Zombie Outbreak in an Open Street Map City
This model showcases an ABM running on a map, using OpenStreetMapSpace. To access this functionality you need to load the LightOSM package.
Constructing the end of days
using Agents
using Random
using LightOSM # required for this functionalityWe'll simulate a zombie outbreak in a city. To do so, we start with an agent which satisfies the OpenStreetMapSpace conditions of having a position of type Tuple{Int,Int,Float64}. For simplicity though we shall build this with the @agent macro.
@agent struct Zombie(OSMAgent)
infected::Bool
speed::Float64
endTo be explicit, this macro builds the following type:
mutable struct Zombie <: AbstractAgent
id::Int
pos::Tuple{Int,Int,Float64}
infected::Bool
speed::Float64
endwhere a tuple (i, j, x)::Tuple{Int,Int,Float64} means a position on the road between nodes i, j of the map, having progressed x distance along the road.
The model constructor we build consists of a map, and 100 agents scattered randomly around it. They have their own agenda and need to travel to some new destination. Unfortunately one of the population has turned and will begin infecting anyone who comes close.
function initialise_zombies(; seed = 1234)
map_path = OSM.test_map()
properties = Dict(:dt => 1 / 60)
model = StandardABM(
Zombie,
OpenStreetMapSpace(map_path);
agent_step! = zombie_step!,
properties = properties,
rng = Random.MersenneTwister(seed)
)
for id in 1:100
start = random_position(model) # At an intersection
speed = rand(abmrng(model)) * 5.0 + 2.0 # Random speed from 2-7kmph
human = add_agent!(start, Zombie, model, false, speed)
OSM.plan_random_route!(human, model; limit = 50) # try 50 times to find a random route
end
# We'll add patient zero at a specific (longitude, latitude)
start = OSM.nearest_road((9.9351811, 51.5328328), model)
finish = OSM.nearest_node((9.945125635913511, 51.530876112711745), model)
speed = rand(abmrng(model)) * 5.0 + 2.0 # Random speed from 2-7kmph
zombie = add_agent!(start, model, true, speed)
OSM.plan_route!(zombie, finish, model)
# This function call creates & adds an agent, see `add_agent!`
return model
endinitialise_zombies (generic function with 1 method)In our model, zombies are seemingly oblivious to their state, since they keep going about their business, but start eating people along the way. Perhaps they can finally express their distaste for city commuting.
function zombie_step!(agent, model)
# Each agent will progress along their route for a fixed amount of time per step.
# We keep track of distance left to move this step, in case the agent reaches its
# destination early.
distance_left = OSM.move_along_route!(agent, model, agent.speed * model.dt)
# When stationary, give the agent a 10% chance of going somewhere else
if OSM.is_stationary(agent, model) && rand(abmrng(model)) < 0.1
OSM.plan_random_route!(agent, model; limit = 50)
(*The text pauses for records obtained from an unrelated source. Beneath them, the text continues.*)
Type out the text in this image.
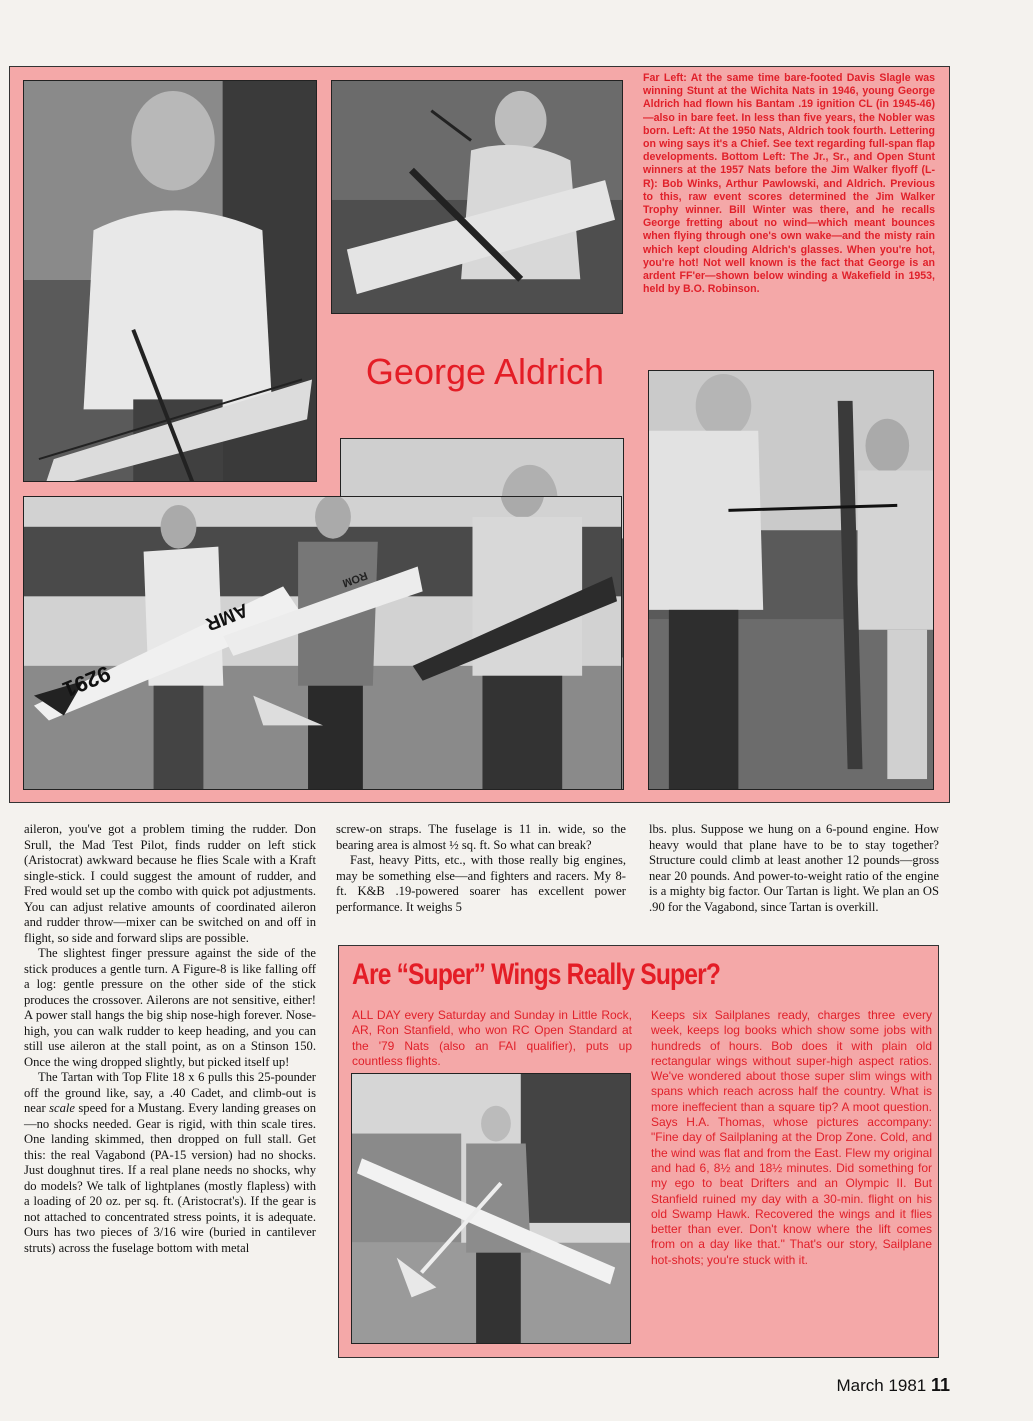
Far Left: At the same time bare-footed Davis Slagle was winning Stunt at the Wichita Nats in 1946, young George Aldrich had flown his Bantam .19 ignition CL (in 1945-46)—also in bare feet. In less than five years, the Nobler was born. Left: At the 1950 Nats, Aldrich took fourth. Lettering on wing says it's a Chief. See text regarding full-span flap developments. Bottom Left: The Jr., Sr., and Open Stunt winners at the 1957 Nats before the Jim Walker flyoff (L-R): Bob Winks, Arthur Pawlowski, and Aldrich. Previous to this, raw event scores determined the Jim Walker Trophy winner. Bill Winter was there, and he recalls George fretting about no wind—which meant bounces when flying through one's own wake—and the misty rain which kept clouding Aldrich's glasses. When you're hot, you're hot! Not well known is the fact that George is an ardent FF'er—shown below winding a Wakefield in 1953, held by B.O. Robinson.
George Aldrich
9291
AMR
ROM

aileron, you've got a problem timing the rudder. Don Srull, the Mad Test Pilot, finds rudder on left stick (Aristocrat) awkward because he flies Scale with a Kraft single-stick. I could suggest the amount of rudder, and Fred would set up the combo with quick pot adjustments. You can adjust relative amounts of coordinated aileron and rudder throw—mixer can be switched on and off in flight, so side and forward slips are possible.

The slightest finger pressure against the side of the stick produces a gentle turn. A Figure-8 is like falling off a log: gentle pressure on the other side of the stick produces the crossover. Ailerons are not sensitive, either! A power stall hangs the big ship nose-high forever. Nose-high, you can walk rudder to keep heading, and you can still use aileron at the stall point, as on a Stinson 150. Once the wing dropped slightly, but picked itself up!

The Tartan with Top Flite 18 x 6 pulls this 25-pounder off the ground like, say, a .40 Cadet, and climb-out is near scale speed for a Mustang. Every landing greases on—no shocks needed. Gear is rigid, with thin scale tires. One landing skimmed, then dropped on full stall. Get this: the real Vagabond (PA-15 version) had no shocks. Just doughnut tires. If a real plane needs no shocks, why do models? We talk of lightplanes (mostly flapless) with a loading of 20 oz. per sq. ft. (Aristocrat's). If the gear is not attached to concentrated stress points, it is adequate. Ours has two pieces of 3/16 wire (buried in cantilever struts) across the fuselage bottom with metal

screw-on straps. The fuselage is 11 in. wide, so the bearing area is almost ½ sq. ft. So what can break?

Fast, heavy Pitts, etc., with those really big engines, may be something else—and fighters and racers. My 8-ft. K&B .19-powered soarer has excellent power performance. It weighs 5

lbs. plus. Suppose we hung on a 6-pound engine. How heavy would that plane have to be to stay together? Structure could climb at least another 12 pounds—gross near 20 pounds. And power-to-weight ratio of the engine is a mighty big factor. Our Tartan is light. We plan an OS .90 for the Vagabond, since Tartan is overkill.

Are “Super” Wings Really Super?
ALL DAY every Saturday and Sunday in Little Rock, AR, Ron Stanfield, who won RC Open Standard at the '79 Nats (also an FAI qualifier), puts up countless flights.
Keeps six Sailplanes ready, charges three every week, keeps log books which show some jobs with hundreds of hours. Bob does it with plain old rectangular wings without super-high aspect ratios. We've wondered about those super slim wings with spans which reach across half the country. What is more ineffecient than a square tip? A moot question. Says H.A. Thomas, whose pictures accompany: "Fine day of Sailplaning at the Drop Zone. Cold, and the wind was flat and from the East. Flew my original and had 6, 8½ and 18½ minutes. Did something for my ego to beat Drifters and an Olympic II. But Stanfield ruined my day with a 30-min. flight on his old Swamp Hawk. Recovered the wings and it flies better than ever. Don't know where the lift comes from on a day like that." That's our story, Sailplane hot-shots; you're stuck with it.
March 1981 11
# Start on new route, moving the remaining distance
OSM.move_along_route!(agent, model, distance_left)
end
# Agents will be infected if they get too close (within 10m) to a zombie.
if agent.infected
map(i -> model[i].infected = true, nearby_ids(agent, model, 0.01))
end
return
endzombie_step! (generic function with 1 method)Visualising the fall of humanity
Plotting with Open Street Maps works right out of the box, provided that you have loaded the OSMMakie.jl package (besides any Makie plotting backend such as CairoMakie.jl.). In this case, the underlying open street map is plotted below the agent scatterplot.
using CairoMakie
import OSMMakie
zombie_color(agent) = agent.infected ? :green : :black
zombie_size(agent) = agent.infected ? 14 : 10
zombies = initialise_zombies()
abmvideo(
"outbreak.mp4", zombies;
title = "Zombie outbreak", framerate = 15, frames = 200,
agentsplotkwargs = (strokewidth = 1, strokecolor = :grey),
agent_color = zombie_color, agent_size = zombie_size,
)[ Info: Created OSMGraph object with kwargs: `network_type=drive`, `weight_type=distance`, `graph_type=static`, `precompute_dijkstra_states=false`, `largest_connected_component=true`Realistic simulation: Ride hailing in Chicago
This zombie model is a simple, self-contained example to teach you the basics of using Open Street Map in Agents.jl. From here, the sky is the limit! For example, Anna Cobb et al., simulated the whole of Chicago to study racial imbalances in ride hailing (Uber, Lyft, ...), which resulted in a publication in PNAS. Here is an example of one of Anna's simulations:
Anna Cobb's Chicago simulation
Agents.jl allows doing such simulations with ease! Much easier than alternatives! In the author's own words:
"Using a pre-made model in MATSim nearly killed me. Using a from-scratch model written in Julia with Agents.jl led me to greatness.